# Oct. '92 CA&E Amp Shootout



## rmenergy (Feb 15, 2009)

Who happens to have the results of this issues amp shootout? Specifically, I'm interested in the PA700 results.

Thanks.


----------



## rmenergy (Feb 15, 2009)

Nobody has this issue? 

Does anyone have a 95-98 CA&E Directory? Curious about an amplifier listed in there. Unfortunately I got rid of all my old audio magazines back in '07 so need to ask on here.


----------



## metanium (Feb 2, 2007)

You might try to contact Euphonic on caraudiojunkies.com.

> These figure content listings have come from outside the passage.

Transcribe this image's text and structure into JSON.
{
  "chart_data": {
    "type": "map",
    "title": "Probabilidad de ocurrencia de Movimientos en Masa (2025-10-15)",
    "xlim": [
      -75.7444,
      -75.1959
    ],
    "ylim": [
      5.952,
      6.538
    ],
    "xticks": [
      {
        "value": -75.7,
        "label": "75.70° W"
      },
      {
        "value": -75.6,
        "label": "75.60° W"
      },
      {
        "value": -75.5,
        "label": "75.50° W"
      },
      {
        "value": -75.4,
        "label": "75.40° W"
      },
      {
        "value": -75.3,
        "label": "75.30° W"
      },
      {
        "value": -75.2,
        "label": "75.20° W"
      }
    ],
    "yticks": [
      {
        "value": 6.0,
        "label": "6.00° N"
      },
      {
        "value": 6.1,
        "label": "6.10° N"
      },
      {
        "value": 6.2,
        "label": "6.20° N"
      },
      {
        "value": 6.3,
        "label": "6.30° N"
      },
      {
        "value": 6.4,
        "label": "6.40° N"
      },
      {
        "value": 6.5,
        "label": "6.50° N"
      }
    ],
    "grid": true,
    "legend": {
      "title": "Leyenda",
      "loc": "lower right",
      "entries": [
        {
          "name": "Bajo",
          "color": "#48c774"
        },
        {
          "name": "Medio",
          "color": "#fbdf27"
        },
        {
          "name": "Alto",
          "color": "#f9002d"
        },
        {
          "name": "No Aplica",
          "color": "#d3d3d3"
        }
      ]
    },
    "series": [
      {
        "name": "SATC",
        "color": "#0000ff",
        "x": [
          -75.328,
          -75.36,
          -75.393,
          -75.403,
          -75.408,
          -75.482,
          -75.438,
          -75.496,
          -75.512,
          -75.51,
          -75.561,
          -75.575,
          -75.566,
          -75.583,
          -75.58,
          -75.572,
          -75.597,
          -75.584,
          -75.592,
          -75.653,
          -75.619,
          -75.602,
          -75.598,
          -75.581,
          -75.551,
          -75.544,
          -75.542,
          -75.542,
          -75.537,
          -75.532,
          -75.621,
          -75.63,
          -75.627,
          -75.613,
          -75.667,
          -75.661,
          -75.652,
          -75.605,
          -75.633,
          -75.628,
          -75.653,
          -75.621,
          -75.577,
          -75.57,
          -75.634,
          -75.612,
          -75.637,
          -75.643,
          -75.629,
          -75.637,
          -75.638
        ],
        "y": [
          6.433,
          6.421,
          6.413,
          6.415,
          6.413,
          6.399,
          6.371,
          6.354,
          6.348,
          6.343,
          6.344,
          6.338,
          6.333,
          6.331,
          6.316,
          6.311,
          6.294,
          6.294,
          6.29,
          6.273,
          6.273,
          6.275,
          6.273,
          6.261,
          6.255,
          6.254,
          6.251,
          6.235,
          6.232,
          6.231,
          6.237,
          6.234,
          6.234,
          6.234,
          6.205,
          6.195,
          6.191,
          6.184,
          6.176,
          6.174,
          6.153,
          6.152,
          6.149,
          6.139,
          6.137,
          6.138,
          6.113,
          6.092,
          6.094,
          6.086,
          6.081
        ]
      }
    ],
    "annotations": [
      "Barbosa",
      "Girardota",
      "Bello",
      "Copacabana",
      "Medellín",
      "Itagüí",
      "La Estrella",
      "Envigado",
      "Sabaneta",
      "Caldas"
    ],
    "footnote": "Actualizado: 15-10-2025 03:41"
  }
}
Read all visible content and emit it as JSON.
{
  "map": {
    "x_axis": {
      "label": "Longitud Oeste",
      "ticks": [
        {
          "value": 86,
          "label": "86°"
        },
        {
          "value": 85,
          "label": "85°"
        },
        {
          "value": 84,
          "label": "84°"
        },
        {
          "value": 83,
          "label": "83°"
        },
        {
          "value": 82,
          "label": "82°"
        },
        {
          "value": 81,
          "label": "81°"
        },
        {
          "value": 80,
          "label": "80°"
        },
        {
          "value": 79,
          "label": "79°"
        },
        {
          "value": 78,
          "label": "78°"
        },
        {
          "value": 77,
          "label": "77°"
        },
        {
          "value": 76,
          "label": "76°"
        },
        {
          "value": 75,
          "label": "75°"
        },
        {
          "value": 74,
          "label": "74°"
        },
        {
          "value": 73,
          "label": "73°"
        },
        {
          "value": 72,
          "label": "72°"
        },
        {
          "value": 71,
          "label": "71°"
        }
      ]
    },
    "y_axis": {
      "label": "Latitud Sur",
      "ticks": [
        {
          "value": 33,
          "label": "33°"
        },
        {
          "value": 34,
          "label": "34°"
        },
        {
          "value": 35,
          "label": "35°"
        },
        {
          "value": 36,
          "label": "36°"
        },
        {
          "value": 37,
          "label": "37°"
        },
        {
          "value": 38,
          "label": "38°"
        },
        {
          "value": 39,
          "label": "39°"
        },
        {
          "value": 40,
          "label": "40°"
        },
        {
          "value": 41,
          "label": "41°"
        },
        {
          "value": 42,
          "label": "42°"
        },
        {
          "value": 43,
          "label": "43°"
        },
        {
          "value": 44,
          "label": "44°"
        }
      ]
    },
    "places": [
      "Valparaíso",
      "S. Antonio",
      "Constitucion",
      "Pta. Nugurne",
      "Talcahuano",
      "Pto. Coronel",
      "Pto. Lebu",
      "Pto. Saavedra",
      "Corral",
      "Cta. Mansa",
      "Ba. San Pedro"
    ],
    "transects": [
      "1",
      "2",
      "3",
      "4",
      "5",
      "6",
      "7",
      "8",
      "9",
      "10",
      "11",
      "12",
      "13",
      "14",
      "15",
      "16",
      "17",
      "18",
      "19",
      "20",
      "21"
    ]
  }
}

He post the installations articles and has this one from that issue:
Rodney Fouch - 1989 Pontiac Grand Prix - 1992 CA&E


----------



## rmenergy (Feb 15, 2009)

metanium said:


> You might try to contact Euphonic on caraudiojunkies.com.
> 
> He post the installations articles and has this one from that issue:
> Rodney Fouch - 1989 Pontiac Grand Prix - 1992 CA&E


Perfect! Thank you.


----------



## dcfis (Sep 9, 2016)

Weird that article goes on and on about the Alpine midbass and they are clearly dynaudio


----------



## metanium (Feb 2, 2007)

dcfis said:


> Weird that article goes on and on about the Alpine midbass and they are clearly dynaudio


I think they’re Alpines that we’re made by Dynaudio. Not unlike the Alpine F1 tweeters that were made by Scan-Speak.


----------



## metanium (Feb 2, 2007)

Here's the amp shootout from Oct '92:

Car Audio & Electronics - Test Report: 7 Versatile Amplifiers October 1992


----------



## PPI_GUY (Dec 20, 2007)

Was that Earthquake PA-2075 one of the Hifonics/Zed copies? I know there was a dustup at the time over Earthquake supposedly having the Hifonics amps (Zed made) reverse engineered in Korea or China. 
Those US Amps and Rodeks though. Very solid amps at that time. 
Hafler with surprising efficiency for the day too.


----------



## rmenergy (Feb 15, 2009)

metanium said:


> Here's the amp shootout from Oct '92:
> 
> Car Audio & Electronics - Test Report: 7 Versatile Amplifiers October 1992


Perfect!!! Thank You!!!


----------